THE LEGACY OF TRANSIT
“Remember when we got hired there,” asked John Majeski, “they said this is the future, the country’s going to go rapid transit, high-speed rail. You’re going to retire out of this building. Well nine years later we watched them close the doors.”
After it was underbid by Bombardier in 1976 to build transit cars for MARTA (the Metropolitan Atlanta Regional Transit Authority), GE stopped competing for orders to manufacture new cars. By 1980, when the Metroliner rebuild work was done, GE shut down the Transit business.
Betsy Potter, a retired former officer of UE Local 618, the salary workers union, worked in the blueprint office of Building 12 in the ‘70s. She was hired in 1972 at age 20, was the last person laid off from Building 12, and she too looks back fondly on her years there. “The bonds we created through UE lasted through our entire careers at General Electric. When Building 12 closed, I thought it was the biggest mistake they made.” She said GE, “should have gone after Baltimore,” which was about to purchase transit cars. “We were all tooled, and we were building beautiful cars.” She says the New York subway system was also on the verge of replacing much of its fleet. “GE should have stayed in transit cars.”
The transit business meant jobs for UE members outside Building 12. The electrical controls and traction motors were made in Buildings 2, 6 and 18 of the Erie GE plant; the airbrake components were made by members of Local 610 in Wilmerding, PA, and the seats were made by UE Local 1114 members at Coach & Car in Chicago.
But rather than stay in the transit business, GE paved over the railroad tracks and converted Building 12 for other uses. The building today employs about 300 workers building radiator cabs and main cabs for locomotives and working on off-highway vehicle motors (OHV).

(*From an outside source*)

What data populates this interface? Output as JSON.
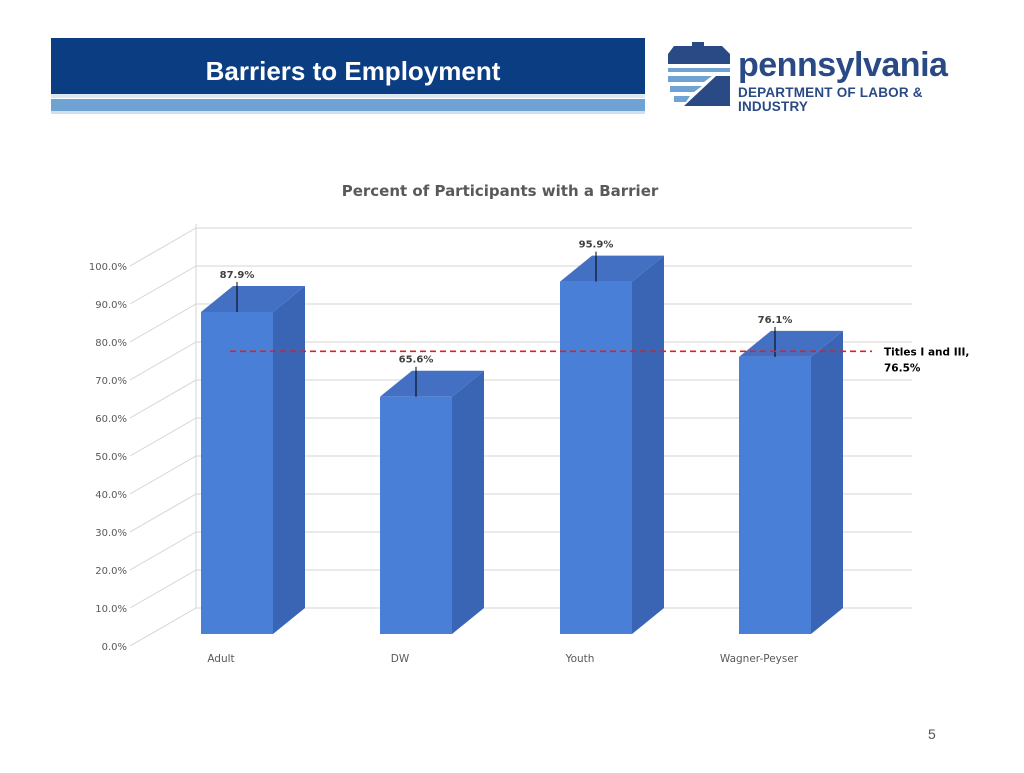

In waves of layoffs, bumping and transfers that followed the end of each order, Building 12 workers were dispersed throughout the plant. “We were everywhere, and that changed the whole union,” says Mel Knauff, spreading the Building 12 culture of unity and militancy. In 1977 and the early '80s the local elected new, more progressive leadership, which encouraged more involvement of young members. In those years the local strengthened its commitment to rank-and-file democracy and solidarity among all members. In 1986, through the local constitution’s trial procedure, the members even removed five executive board members because they went on a trip to Japan with the company in violation of a membership vote – a powerful affirmation that the members run this union.
Those changes are the legacy of what young workers did in Building 12 in the ‘70s. The lesson of those years for today, for Young Activists and all UE members, is that when the energy, creativity and rebelliousness of young workers is channeled into rank-and-file unionism, good things happen.